5 years ago

Bidisperse and polydisperse suspension rheology at large solid fraction.

Jeffrey Morris, Jaehun Chun, Sidhant Pednekar

At the same solid volume fraction, bidisperse and polydisperse suspensions display lower viscosities, and weaker normal stress response, compared to monodisperse suspensions. The reduction of viscosity associated with size distribution can be explained by an increase of the maximum flowable, or jamming, solid fraction {\phi}m. In this work, concentrated or dense suspensions are simulated under strong shearing, where thermal motion and repulsive forces are negligible, but we allow for particle contact with a mild frictional interaction with interparticle friction coefficient of {\mu} = 0.2. Aspects of bidisperse suspension rheology are first revisited to establish that the approach reproduces established trends; the study of bidisperse suspensions at size ratios of large to small particle radii of \delta = 2 to 4 shows that a minimum in the viscosity occurs for {\zeta} slightly above 0.5, where $\zeta = {\phi}l/{\phi}$ is the fraction of the total solid volume occupied by the large particles.
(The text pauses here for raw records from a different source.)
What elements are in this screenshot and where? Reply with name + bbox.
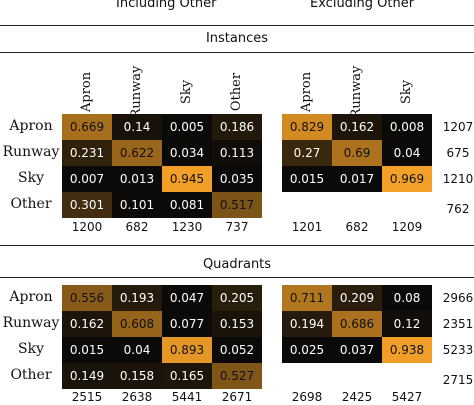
row-label-1-0: Apron [9, 289, 53, 305]
row-total-1-2: 5233 [442, 343, 474, 357]
cell-right-1-0-0: 0.711 [282, 285, 332, 311]
row-total-0-2: 1210 [442, 172, 474, 186]
cell-left-0-3-2: 0.081 [162, 192, 212, 218]
cell-left-1-0-3: 0.205 [212, 285, 262, 311]
section-title-1: Quadrants [202, 257, 272, 272]
top-rule [0, 25, 474, 26]
col-total-right-0-2: 1209 [391, 220, 423, 234]
col-total-left-1-1: 2638 [121, 390, 153, 404]
cell-left-0-2-0: 0.007 [62, 166, 112, 192]
cell-left-1-0-0: 0.556 [62, 285, 112, 311]
cell-left-1-2-1: 0.04 [112, 337, 162, 363]
row-label-0-0: Apron [9, 118, 53, 134]
col-total-right-0-1: 682 [345, 220, 369, 234]
cell-left-0-3-1: 0.101 [112, 192, 162, 218]
cell-left-0-1-0: 0.231 [62, 140, 112, 166]
cell-right-0-2-1: 0.017 [332, 166, 382, 192]
cell-right-0-2-0: 0.015 [282, 166, 332, 192]
col-total-right-1-0: 2698 [291, 390, 323, 404]
cell-left-1-3-1: 0.158 [112, 363, 162, 389]
row-label-0-1: Runway [2, 144, 60, 160]
cell-left-0-3-3: 0.517 [212, 192, 262, 218]
cell-right-1-1-1: 0.686 [332, 311, 382, 337]
cell-right-0-2-2: 0.969 [382, 166, 432, 192]
cell-left-1-3-2: 0.165 [162, 363, 212, 389]
cell-left-1-3-0: 0.149 [62, 363, 112, 389]
cell-left-1-1-1: 0.608 [112, 311, 162, 337]
col-total-left-0-1: 682 [125, 220, 149, 234]
cell-left-1-2-2: 0.893 [162, 337, 212, 363]
cell-left-0-0-1: 0.14 [112, 114, 162, 140]
section-title-0: Instances [205, 31, 269, 46]
cell-right-0-1-2: 0.04 [382, 140, 432, 166]
instances-rule [0, 52, 474, 53]
cell-left-1-1-0: 0.162 [62, 311, 112, 337]
row-label-1-3: Other [10, 367, 52, 383]
cell-right-0-0-2: 0.008 [382, 114, 432, 140]
col-total-left-0-0: 1200 [71, 220, 103, 234]
cell-right-1-0-2: 0.08 [382, 285, 432, 311]
cell-left-0-2-2: 0.945 [162, 166, 212, 192]
col-total-right-1-2: 5427 [391, 390, 423, 404]
col-total-left-1-3: 2671 [221, 390, 253, 404]
cell-left-0-0-2: 0.005 [162, 114, 212, 140]
cell-right-1-2-1: 0.037 [332, 337, 382, 363]
cell-right-1-2-0: 0.025 [282, 337, 332, 363]
cell-right-1-1-0: 0.194 [282, 311, 332, 337]
cell-left-0-1-1: 0.622 [112, 140, 162, 166]
row-label-0-2: Sky [18, 170, 44, 186]
quadrants-rule [0, 277, 474, 278]
cell-left-0-1-3: 0.113 [212, 140, 262, 166]
cell-left-1-0-1: 0.193 [112, 285, 162, 311]
row-total-1-3: 2715 [442, 373, 474, 387]
col-total-left-0-3: 737 [225, 220, 249, 234]
cell-right-0-1-1: 0.69 [332, 140, 382, 166]
header-including-other: Including Other [116, 0, 217, 11]
cell-left-0-3-0: 0.301 [62, 192, 112, 218]
row-total-1-1: 2351 [442, 317, 474, 331]
row-label-1-1: Runway [2, 315, 60, 331]
col-total-left-0-2: 1230 [171, 220, 203, 234]
cell-left-0-0-0: 0.669 [62, 114, 112, 140]
col-total-right-1-1: 2425 [341, 390, 373, 404]
cell-left-0-0-3: 0.186 [212, 114, 262, 140]
cell-left-1-1-3: 0.153 [212, 311, 262, 337]
header-excluding-other: Excluding Other [310, 0, 415, 11]
col-total-left-1-2: 5441 [171, 390, 203, 404]
middle-rule [0, 245, 474, 246]
cell-left-1-3-3: 0.527 [212, 363, 262, 389]
cell-right-0-0-1: 0.162 [332, 114, 382, 140]
col-total-right-0-0: 1201 [291, 220, 323, 234]
cell-right-0-1-0: 0.27 [282, 140, 332, 166]
cell-left-1-1-2: 0.077 [162, 311, 212, 337]
col-total-left-1-0: 2515 [71, 390, 103, 404]
row-total-1-0: 2966 [442, 291, 474, 305]
cell-right-0-0-0: 0.829 [282, 114, 332, 140]
cell-right-1-1-2: 0.12 [382, 311, 432, 337]
row-label-1-2: Sky [18, 341, 44, 357]
cell-left-0-2-3: 0.035 [212, 166, 262, 192]
row-label-0-3: Other [10, 196, 52, 212]
cell-left-1-0-2: 0.047 [162, 285, 212, 311]
cell-right-1-2-2: 0.938 [382, 337, 432, 363]
cell-right-1-0-1: 0.209 [332, 285, 382, 311]
cell-left-0-2-1: 0.013 [112, 166, 162, 192]
cell-left-0-1-2: 0.034 [162, 140, 212, 166]
row-total-0-0: 1207 [442, 120, 474, 134]
row-total-0-3: 762 [446, 202, 470, 216]
cell-left-1-2-0: 0.015 [62, 337, 112, 363]
row-total-0-1: 675 [446, 146, 470, 160]
cell-left-1-2-3: 0.052 [212, 337, 262, 363]
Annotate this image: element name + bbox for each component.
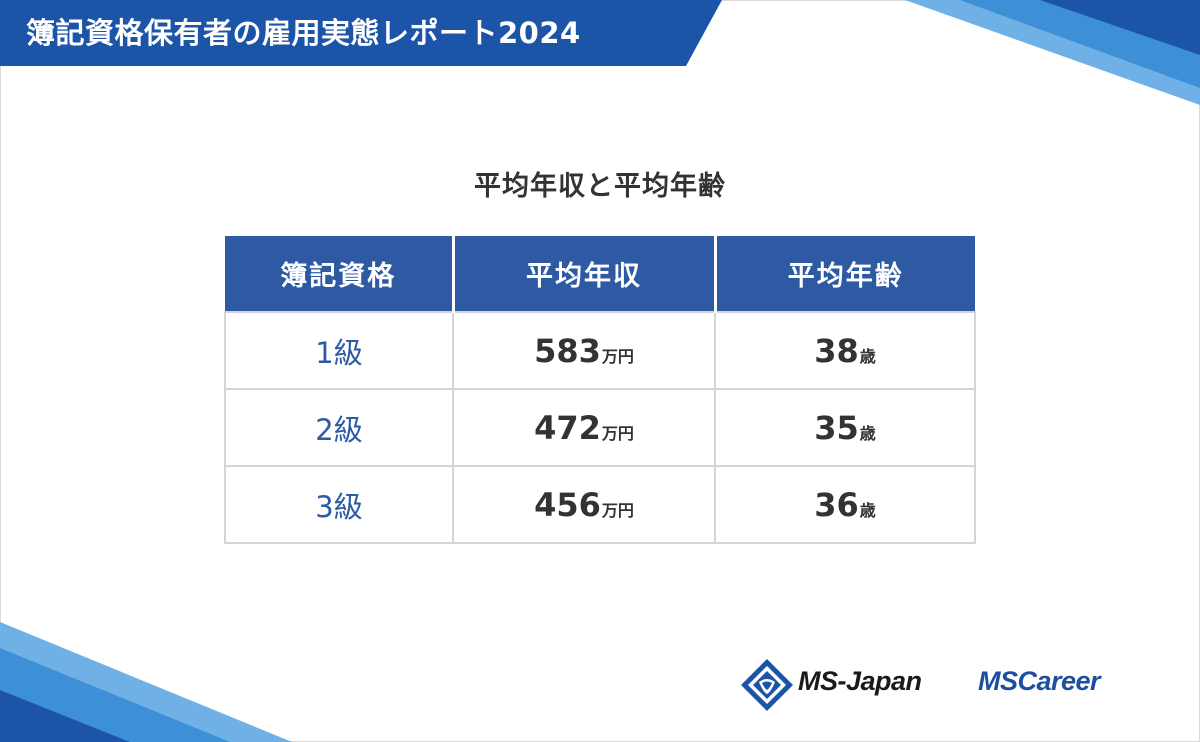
column-header-age: 平均年齢 xyxy=(713,236,975,312)
table-title: 平均年収と平均年齢 xyxy=(474,171,726,202)
income-unit: 万円 xyxy=(601,346,634,366)
grade-label: 3級 xyxy=(315,489,363,524)
report-title: 簿記資格保有者の雇用実態レポート2024 xyxy=(26,16,581,50)
grade-label: 2級 xyxy=(315,412,363,447)
title-banner xyxy=(0,0,722,66)
age-unit: 歳 xyxy=(859,423,876,443)
income-value: 472 xyxy=(534,408,601,447)
table-row: 1級 583万円 38歳 xyxy=(224,311,976,390)
age-unit: 歳 xyxy=(859,346,876,366)
age-unit: 歳 xyxy=(859,500,876,520)
grade-label: 1級 xyxy=(315,335,363,370)
income-unit: 万円 xyxy=(601,423,634,443)
ms-japan-logo-text: MS-Japan xyxy=(798,666,922,696)
age-cell: 36歳 xyxy=(714,465,976,544)
column-header-income: 平均年収 xyxy=(451,236,715,312)
age-value: 36 xyxy=(814,485,859,524)
grade-cell: 2級 xyxy=(224,388,454,467)
income-cell: 472万円 xyxy=(452,388,716,467)
bottom-left-stripe-dark xyxy=(0,690,130,742)
table-row: 3級 456万円 36歳 xyxy=(224,465,976,544)
ms-japan-logo-icon xyxy=(741,659,793,711)
income-unit: 万円 xyxy=(601,500,634,520)
grade-cell: 1級 xyxy=(224,311,454,390)
top-right-stripe-dark xyxy=(1040,0,1200,55)
age-cell: 38歳 xyxy=(714,311,976,390)
age-cell: 35歳 xyxy=(714,388,976,467)
column-header-grade: 簿記資格 xyxy=(225,236,453,312)
age-value: 35 xyxy=(814,408,859,447)
table-header-row: 簿記資格 平均年収 平均年齢 xyxy=(225,236,975,312)
grade-cell: 3級 xyxy=(224,465,454,544)
income-age-table: 簿記資格 平均年収 平均年齢 1級 583万円 38歳 2級 472万円 35歳… xyxy=(224,236,976,544)
income-value: 456 xyxy=(534,485,601,524)
table-row: 2級 472万円 35歳 xyxy=(224,388,976,467)
income-value: 583 xyxy=(534,331,601,370)
income-cell: 583万円 xyxy=(452,311,716,390)
age-value: 38 xyxy=(814,331,859,370)
income-cell: 456万円 xyxy=(452,465,716,544)
ms-career-logo-text: MSCareer xyxy=(978,666,1101,696)
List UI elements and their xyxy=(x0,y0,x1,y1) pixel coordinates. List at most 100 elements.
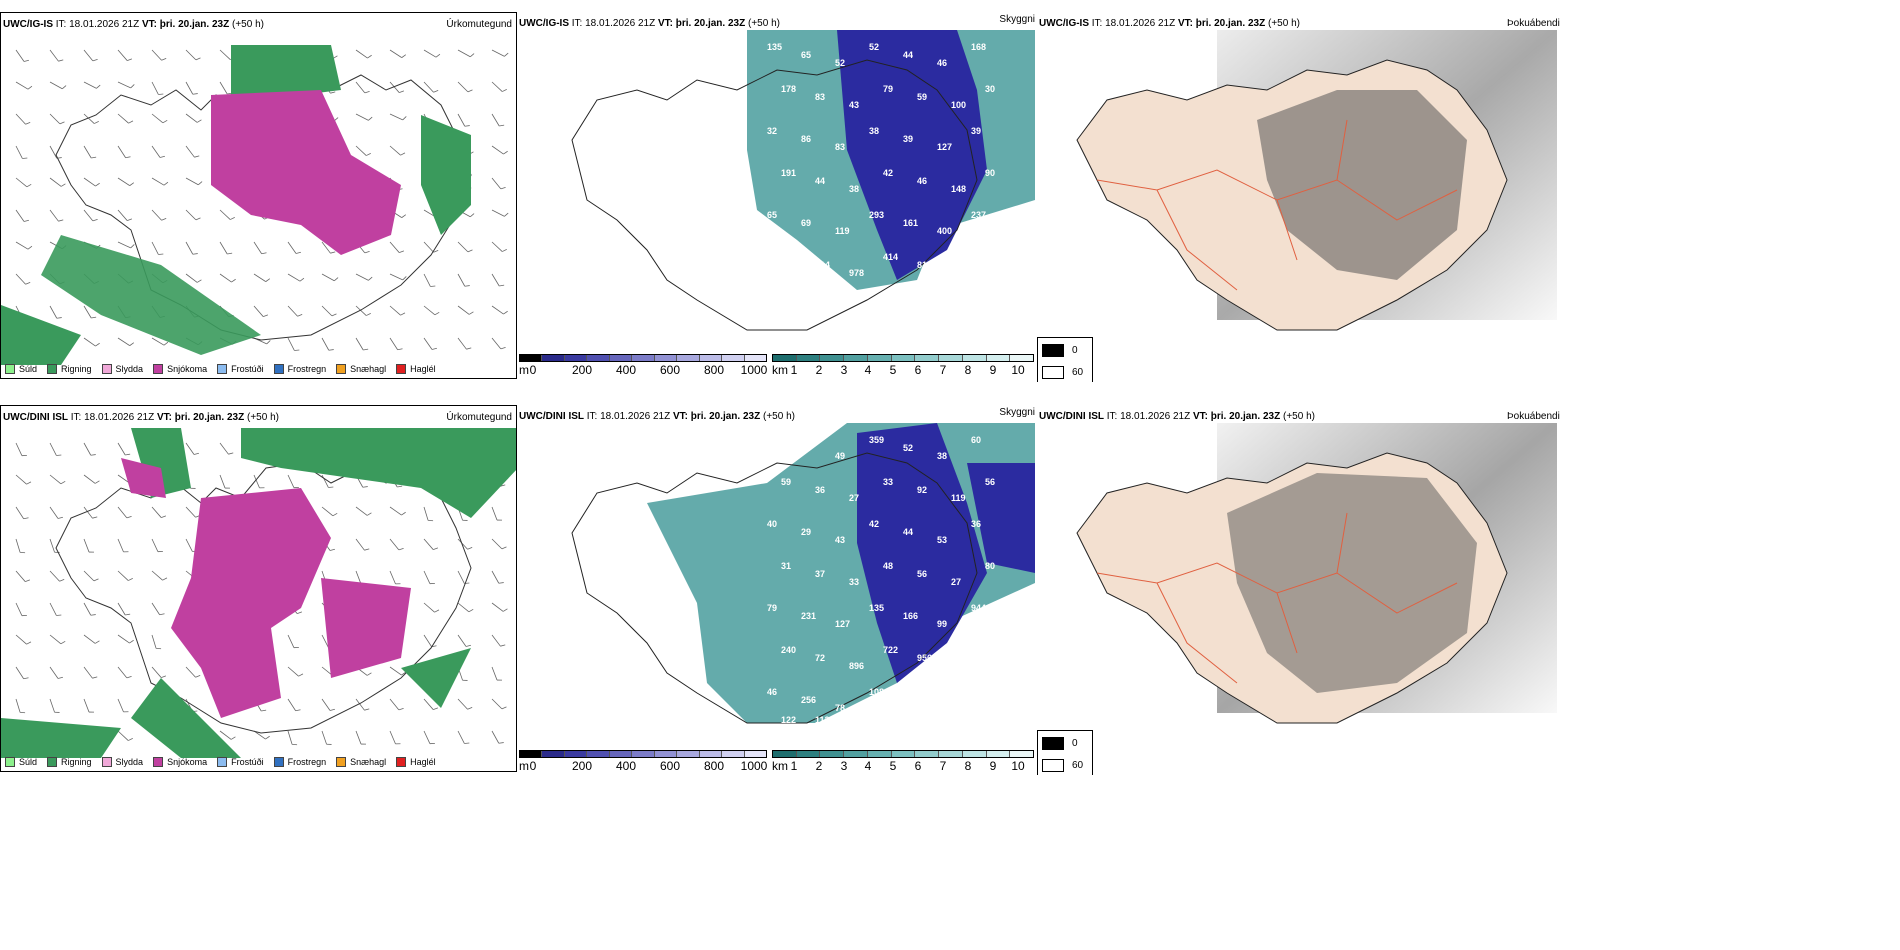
colorbar-tick: 1000 xyxy=(740,363,768,377)
cloud-base-label: 30 xyxy=(985,84,995,94)
wind-barb xyxy=(491,273,500,287)
cloud-base-label: 90 xyxy=(985,168,995,178)
wind-barb xyxy=(117,570,129,581)
wind-barb-flag xyxy=(196,279,202,283)
legend-swatch xyxy=(101,757,112,767)
wind-barb xyxy=(321,337,330,351)
fog-scale-label: 0 xyxy=(1072,345,1078,356)
wind-barb-flag xyxy=(23,677,29,680)
cloud-base-label: 207 xyxy=(951,661,966,671)
wind-barb xyxy=(15,666,24,679)
wind-barb-flag xyxy=(163,181,169,186)
legend-item: Súld xyxy=(5,364,37,374)
colorbar-bars xyxy=(519,354,767,362)
fog-scale-box: 0 60 xyxy=(1037,730,1093,775)
colorbar-tick: 4 xyxy=(864,759,872,773)
model-name: UWC/IG-IS xyxy=(3,19,53,30)
cloud-base-label: 86 xyxy=(801,134,811,144)
wind-barb xyxy=(457,113,466,127)
wind-barb-flag xyxy=(261,252,267,255)
rain-area-south xyxy=(1,648,471,758)
legend-swatch xyxy=(47,757,58,767)
wind-barb xyxy=(219,273,232,283)
lead-time: (+50 h) xyxy=(1265,18,1300,29)
wind-barb xyxy=(49,570,60,582)
wind-barb-flag xyxy=(26,641,32,645)
cloud-base-label: 256 xyxy=(801,695,816,705)
wind-barb xyxy=(15,698,21,713)
panel-title: Skyggni xyxy=(999,407,1035,418)
wind-barb xyxy=(491,602,504,612)
wind-barb xyxy=(287,241,297,254)
wind-barb-flag xyxy=(401,54,407,58)
wind-barb xyxy=(423,602,435,613)
cloud-base-labels: 57 43 49 359 52 38 60 59 36 27 33 92 119 56 40 29 43 42 44… xyxy=(767,435,995,725)
wind-barb xyxy=(457,570,465,584)
cloud-base-label: 52 xyxy=(835,58,845,68)
wind-barb xyxy=(185,177,199,186)
wind-barb-flag xyxy=(129,342,135,346)
wind-barb-flag xyxy=(368,276,373,281)
cloud-base-label: 40 xyxy=(767,519,777,529)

The simple shear flows of polydisperse suspensions with truncated normal and log normal size distributions, and bidisperse suspensions which are statistically equivalent with these polydisperse cases up to third moment of the size distribution, are simulated and the rheologies are extracted. Prior work shows that such distributions with equivalent low-order moments have similar {\phi}m, and the rheological behaviors of normal, log normal and bidisperse cases are shown to be in close agreement for a wide range of standard deviation in particle size, with standard correlations which are functionally dependent on {\phi}/{\phi}m providing excellent agreement with the rheology found in simulation. The close agreement of both viscosity and normal stress response between bi- and polydisperse suspensions demonstrates the controlling influence of the maximum packing fraction in noncolloidal suspensions.